L’enjeu majeur autour de cette évolution législative, complétée par les dispositions réglementaires qui seront adoptées ultérieurement, est de s’assurer qu’elle n’impactera pas la qualité de l’instruction en faisant principalement reposer la phase écrite sur le seul entretien sommaire réalisé avec l’OFPRA au sein du pôle France Asile.

Bien que les éléments évoqués oralement lors de l’entretien jouent aujourd’hui un rôle prééminent dans l’évaluation du besoin de protection, l'entretien à l’OFPRA est préparé et mené sur la base de l’ensemble des éléments du formulaire actuellement en vigueur : l’officier de protection s’appuie à la fois sur  la partie relative aux informations sur le demandeur d’asile (vérifiées en entretien, ce qui permet des corrections éventuelles) et sur celles relatives aux motifs de la demande (le récit écrit sert ainsi de base pour mener l'entretien). Plus généralement, le récit écrit et ses annexes (pièces à l’appui de la demande) permettent à l’officier de protection de prendre connaissance des spécificités de la situation du demandeur d’asile en vérifiant certaines informations relatives au pays d’origine ou à la doctrine de l’OFPRA.
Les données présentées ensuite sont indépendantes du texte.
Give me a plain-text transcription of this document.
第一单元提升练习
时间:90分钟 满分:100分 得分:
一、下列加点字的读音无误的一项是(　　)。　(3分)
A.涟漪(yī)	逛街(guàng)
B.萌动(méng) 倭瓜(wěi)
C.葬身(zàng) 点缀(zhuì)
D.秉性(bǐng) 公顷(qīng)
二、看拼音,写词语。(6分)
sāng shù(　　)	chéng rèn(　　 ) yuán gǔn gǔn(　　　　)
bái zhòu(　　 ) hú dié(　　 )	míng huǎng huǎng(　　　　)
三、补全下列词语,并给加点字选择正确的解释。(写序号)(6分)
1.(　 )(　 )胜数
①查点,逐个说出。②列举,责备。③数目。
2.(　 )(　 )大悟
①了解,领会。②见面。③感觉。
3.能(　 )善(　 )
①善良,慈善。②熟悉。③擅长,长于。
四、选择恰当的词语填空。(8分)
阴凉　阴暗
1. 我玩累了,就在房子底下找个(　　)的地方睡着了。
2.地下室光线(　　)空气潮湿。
Du côté du demandeur d’asile, la rédaction du formulaire OFPRA, que ce soit en SPADA ou au sein d’un lieu d’hébergement pour demandeur d’asile, est l'occasion de s'approprier sa demande, d'assimiler les enjeux et d'être responsabilisé en étant acteur de sa demande. Ce temps de travail sur le formulaire et le récit permet aussi d'une certaine façon de se préparer à l'entretien (essentiel pour les personnes en SPADA qui ne bénéficieront pas d'une préparation à l'entretien dans le cadre de leur accompagnement). Pour ces personnes, ce rendez-vous autour du récit accompagné par un professionnel d’une association est souvent le seul moment où ils peuvent analyser et évoquer leurs craintes, échanger, poser des questions, identifier les éléments qui justifieraient une protection et structurer leur récit.

Afin que ce nouveau dispositif n’impacte pas la qualité de l’instruction, il faudra donc veiller à ce que les dispositions réglementaires prévoient un délai suffisant pour adresser à l’OFPRA un récit écrit complet après le passage au pôle France Asile et des modalités d’accompagnement adaptées à ces démarches (et non facultative donc potentiellement non financées dans les missions des SPADA ou lieux d’hébergement).